Pero estrenada la fórmula, se implantó la tradición de protestar contra los resultados electorales desfavorables. Lo presencié con mis propios ojos en las elecciones andaluzas de diciembre de 2018, cuando Susana Díaz fletó autobuses para rodear el Parlamento días después de haber perdido el Gobierno. Al mismo tiempo, Pablo Iglesia lanzó «una alerta antifascista». Evidentemente, no vi a manifestantes disfrazados de toro sentado ni de flamencos, pero dejando a un lado la estética, el mensaje contiene el mismo sesgo antidemocrático. Idéntico espíritu el de Vox, que convocó una Moción de Censura contra «el Gobierno ilegítimo», como si regalasen adjetivos. No hay nada más legítimo en España en estos instantes que Pedro Sánchez y Pablo Iglesias, y esa es nuestra condena, pero revertir las reglas del juego nos convierte en espantapájaros totalitarios. En democracia, las formas son un todo y significan la base misma del juego político. La única forma de acabar con un Gobierno es a través de las urnas y no mediante ataques de histeria y discursos guerracivilistas. Pero tal vez esto se salga de la estrategia de tensión que mantiene Vox para seguir existiendo.

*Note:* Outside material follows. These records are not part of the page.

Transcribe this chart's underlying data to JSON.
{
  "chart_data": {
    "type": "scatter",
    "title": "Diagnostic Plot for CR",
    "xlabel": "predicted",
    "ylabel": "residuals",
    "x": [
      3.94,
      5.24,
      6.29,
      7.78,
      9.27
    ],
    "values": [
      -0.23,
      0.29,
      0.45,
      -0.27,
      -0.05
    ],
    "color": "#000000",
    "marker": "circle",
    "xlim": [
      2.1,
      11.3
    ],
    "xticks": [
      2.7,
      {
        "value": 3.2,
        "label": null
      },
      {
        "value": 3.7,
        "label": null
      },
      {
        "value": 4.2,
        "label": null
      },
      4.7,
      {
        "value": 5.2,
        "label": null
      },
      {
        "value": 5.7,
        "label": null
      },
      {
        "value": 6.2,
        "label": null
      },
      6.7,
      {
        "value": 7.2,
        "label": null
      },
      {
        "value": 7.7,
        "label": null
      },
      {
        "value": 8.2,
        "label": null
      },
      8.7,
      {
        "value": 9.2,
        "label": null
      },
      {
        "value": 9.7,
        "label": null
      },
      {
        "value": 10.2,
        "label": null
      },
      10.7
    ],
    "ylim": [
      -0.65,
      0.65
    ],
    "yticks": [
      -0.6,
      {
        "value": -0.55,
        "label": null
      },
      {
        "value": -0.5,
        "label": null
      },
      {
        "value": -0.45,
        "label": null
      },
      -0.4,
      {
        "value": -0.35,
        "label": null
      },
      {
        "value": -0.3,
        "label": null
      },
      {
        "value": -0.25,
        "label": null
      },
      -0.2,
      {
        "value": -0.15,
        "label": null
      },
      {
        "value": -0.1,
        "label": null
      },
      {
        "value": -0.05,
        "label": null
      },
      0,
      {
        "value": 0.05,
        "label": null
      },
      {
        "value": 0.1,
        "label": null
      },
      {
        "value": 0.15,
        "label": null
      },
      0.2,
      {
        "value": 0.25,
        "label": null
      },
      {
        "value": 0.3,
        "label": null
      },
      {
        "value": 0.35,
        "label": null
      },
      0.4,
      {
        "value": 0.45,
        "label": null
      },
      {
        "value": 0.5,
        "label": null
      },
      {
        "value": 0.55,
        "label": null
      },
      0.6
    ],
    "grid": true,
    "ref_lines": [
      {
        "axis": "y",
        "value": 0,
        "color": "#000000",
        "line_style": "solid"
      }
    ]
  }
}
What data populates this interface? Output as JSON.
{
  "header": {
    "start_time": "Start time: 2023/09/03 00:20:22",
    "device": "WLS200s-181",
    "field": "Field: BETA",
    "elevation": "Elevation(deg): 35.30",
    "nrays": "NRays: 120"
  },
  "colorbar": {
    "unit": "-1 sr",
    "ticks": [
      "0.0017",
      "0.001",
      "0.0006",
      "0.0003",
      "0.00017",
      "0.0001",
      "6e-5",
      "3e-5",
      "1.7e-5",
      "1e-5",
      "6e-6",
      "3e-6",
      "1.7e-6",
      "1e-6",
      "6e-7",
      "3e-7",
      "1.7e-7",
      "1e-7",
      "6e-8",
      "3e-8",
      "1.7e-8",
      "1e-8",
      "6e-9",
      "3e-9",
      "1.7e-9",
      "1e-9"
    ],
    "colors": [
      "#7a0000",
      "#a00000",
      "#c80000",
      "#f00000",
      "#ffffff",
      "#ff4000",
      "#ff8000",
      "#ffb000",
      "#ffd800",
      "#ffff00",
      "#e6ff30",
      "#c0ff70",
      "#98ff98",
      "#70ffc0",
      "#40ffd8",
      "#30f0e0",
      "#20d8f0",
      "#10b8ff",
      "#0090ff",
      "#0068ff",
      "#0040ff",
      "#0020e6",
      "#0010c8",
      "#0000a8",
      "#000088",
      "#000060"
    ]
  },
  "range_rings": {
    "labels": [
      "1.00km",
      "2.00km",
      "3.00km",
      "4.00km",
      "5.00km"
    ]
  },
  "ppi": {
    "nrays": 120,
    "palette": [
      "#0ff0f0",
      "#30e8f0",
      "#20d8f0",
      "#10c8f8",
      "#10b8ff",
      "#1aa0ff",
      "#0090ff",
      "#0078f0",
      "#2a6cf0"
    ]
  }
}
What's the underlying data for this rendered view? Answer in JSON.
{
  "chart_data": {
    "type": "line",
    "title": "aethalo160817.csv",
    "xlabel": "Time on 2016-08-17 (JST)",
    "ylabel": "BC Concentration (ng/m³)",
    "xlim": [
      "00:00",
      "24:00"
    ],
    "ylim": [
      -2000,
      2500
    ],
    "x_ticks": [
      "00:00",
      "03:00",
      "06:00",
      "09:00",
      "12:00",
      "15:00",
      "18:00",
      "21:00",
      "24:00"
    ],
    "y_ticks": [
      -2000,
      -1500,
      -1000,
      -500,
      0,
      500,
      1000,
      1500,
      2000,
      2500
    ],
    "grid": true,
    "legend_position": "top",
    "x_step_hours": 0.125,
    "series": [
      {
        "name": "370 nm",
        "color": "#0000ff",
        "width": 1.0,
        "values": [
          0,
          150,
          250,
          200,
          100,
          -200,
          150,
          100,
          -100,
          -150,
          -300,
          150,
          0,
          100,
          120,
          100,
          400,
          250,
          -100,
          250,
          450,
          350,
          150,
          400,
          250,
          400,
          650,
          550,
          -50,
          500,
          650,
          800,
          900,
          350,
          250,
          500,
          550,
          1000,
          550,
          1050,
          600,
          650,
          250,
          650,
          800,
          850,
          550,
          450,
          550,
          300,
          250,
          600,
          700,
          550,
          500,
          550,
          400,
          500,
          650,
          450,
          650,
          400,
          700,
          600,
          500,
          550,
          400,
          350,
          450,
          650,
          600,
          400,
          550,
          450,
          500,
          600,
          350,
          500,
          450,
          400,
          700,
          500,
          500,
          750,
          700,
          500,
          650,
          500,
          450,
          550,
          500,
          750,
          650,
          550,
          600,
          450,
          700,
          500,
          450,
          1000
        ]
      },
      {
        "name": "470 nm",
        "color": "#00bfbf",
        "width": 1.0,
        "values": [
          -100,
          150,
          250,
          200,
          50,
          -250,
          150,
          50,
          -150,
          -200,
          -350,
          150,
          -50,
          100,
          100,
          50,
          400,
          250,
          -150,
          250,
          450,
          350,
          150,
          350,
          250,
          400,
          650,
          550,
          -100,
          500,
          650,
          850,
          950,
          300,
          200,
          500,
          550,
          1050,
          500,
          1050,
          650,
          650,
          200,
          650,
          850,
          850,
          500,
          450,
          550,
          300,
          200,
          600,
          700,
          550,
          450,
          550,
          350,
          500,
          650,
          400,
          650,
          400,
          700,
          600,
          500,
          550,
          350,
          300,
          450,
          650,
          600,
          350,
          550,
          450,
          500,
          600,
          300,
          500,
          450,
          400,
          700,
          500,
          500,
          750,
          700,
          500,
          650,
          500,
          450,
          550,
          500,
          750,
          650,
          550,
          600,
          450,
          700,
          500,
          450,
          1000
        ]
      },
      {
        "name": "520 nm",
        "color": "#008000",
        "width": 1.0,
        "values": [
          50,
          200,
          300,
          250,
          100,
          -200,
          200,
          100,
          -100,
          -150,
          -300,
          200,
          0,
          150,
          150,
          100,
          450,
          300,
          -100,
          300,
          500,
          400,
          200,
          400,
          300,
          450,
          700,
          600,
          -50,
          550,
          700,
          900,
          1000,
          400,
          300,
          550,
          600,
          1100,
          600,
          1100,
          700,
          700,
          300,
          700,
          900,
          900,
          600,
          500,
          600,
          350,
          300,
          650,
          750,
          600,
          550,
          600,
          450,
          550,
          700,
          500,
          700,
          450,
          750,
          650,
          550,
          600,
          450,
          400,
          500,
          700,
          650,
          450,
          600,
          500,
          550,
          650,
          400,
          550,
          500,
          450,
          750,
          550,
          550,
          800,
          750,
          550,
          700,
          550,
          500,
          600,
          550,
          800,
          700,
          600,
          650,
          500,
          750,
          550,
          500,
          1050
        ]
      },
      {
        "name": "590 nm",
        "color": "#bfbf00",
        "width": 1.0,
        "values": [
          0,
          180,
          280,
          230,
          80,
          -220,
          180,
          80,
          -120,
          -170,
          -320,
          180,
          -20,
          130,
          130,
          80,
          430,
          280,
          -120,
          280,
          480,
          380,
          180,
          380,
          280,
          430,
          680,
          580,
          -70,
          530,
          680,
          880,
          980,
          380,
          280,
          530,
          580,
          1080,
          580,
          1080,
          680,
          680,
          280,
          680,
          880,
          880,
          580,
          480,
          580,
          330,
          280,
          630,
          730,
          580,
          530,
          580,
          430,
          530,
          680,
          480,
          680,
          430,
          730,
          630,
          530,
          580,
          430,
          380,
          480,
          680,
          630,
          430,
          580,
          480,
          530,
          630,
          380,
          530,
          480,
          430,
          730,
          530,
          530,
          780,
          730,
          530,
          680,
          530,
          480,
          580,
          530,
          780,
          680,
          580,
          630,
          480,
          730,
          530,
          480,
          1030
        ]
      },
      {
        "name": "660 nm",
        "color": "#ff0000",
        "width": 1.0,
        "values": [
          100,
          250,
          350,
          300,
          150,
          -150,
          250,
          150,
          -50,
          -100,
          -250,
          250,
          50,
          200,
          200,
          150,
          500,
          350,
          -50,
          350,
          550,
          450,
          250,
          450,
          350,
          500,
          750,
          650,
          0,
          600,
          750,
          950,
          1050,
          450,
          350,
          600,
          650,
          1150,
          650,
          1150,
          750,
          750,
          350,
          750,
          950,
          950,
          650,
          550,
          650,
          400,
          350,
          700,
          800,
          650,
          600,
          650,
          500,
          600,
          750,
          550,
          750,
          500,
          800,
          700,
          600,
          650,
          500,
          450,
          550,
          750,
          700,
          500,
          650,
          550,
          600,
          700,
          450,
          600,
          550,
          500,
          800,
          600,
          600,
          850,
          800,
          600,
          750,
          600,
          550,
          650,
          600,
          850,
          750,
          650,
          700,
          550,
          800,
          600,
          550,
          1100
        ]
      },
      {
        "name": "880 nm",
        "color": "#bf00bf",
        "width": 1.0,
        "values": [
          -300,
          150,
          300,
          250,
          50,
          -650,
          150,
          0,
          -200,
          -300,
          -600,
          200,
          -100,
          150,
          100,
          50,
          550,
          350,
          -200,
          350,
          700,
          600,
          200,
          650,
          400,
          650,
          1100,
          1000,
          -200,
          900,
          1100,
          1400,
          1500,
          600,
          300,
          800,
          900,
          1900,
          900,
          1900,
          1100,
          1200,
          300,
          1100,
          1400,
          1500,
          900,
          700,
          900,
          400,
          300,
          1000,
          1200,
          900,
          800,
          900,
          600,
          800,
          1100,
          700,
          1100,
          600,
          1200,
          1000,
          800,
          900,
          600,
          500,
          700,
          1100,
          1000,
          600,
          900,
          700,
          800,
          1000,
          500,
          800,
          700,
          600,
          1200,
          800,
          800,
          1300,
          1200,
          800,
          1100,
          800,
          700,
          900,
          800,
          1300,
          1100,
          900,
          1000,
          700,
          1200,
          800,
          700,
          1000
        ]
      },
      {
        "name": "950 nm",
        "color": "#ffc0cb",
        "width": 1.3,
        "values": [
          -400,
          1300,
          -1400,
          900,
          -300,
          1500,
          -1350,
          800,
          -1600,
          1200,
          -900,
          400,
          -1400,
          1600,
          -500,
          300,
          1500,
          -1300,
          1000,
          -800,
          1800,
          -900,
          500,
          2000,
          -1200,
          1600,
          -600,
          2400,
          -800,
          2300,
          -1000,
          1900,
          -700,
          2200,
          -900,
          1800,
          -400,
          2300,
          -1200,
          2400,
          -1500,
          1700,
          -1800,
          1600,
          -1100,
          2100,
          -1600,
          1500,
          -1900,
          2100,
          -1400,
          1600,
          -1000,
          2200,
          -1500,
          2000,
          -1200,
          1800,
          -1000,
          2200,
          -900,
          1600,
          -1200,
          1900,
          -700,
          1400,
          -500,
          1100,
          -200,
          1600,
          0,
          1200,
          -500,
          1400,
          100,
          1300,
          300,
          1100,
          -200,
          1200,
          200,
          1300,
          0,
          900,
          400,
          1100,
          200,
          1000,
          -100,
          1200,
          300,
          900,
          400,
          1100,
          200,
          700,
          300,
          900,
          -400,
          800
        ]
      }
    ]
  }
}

Es sorprendente que un país como España, que debería mostrarse recelosa contra los movimientos que socavan el crédito de las instituciones democráticas, no sea capaz de entender que lo sucedido en el Capitolio resulta peligrosamente familiar. Hasta hace dos días, asesinaban a concejales del PP y del PSOE por haber sido elegidos democráticamente en unas elecciones. Los criminales no llevaban cuernos ni tenían la cara pintada. No les hacía falta. Convendría saber que la democracia es un bien tan preciado y sensible que defenderla cada día requiere un nivel de exigencia moral muy alto. Una honestidad que está por encima de querer llegar a ser presidente a toda costa, de cumplir los sueños de grandeza de una comunidad hacia un Estado independiente, de asaltar los cielos, una honestidad sincera que se sobreponga a los deseos de cambiar Génova por Moncloa sin importar el coste; o incluso una honestidad, la mayor de todas, que impida negociar unos presupuestos de subsistencia con los que llevaban, hace dos días, pasamontañas.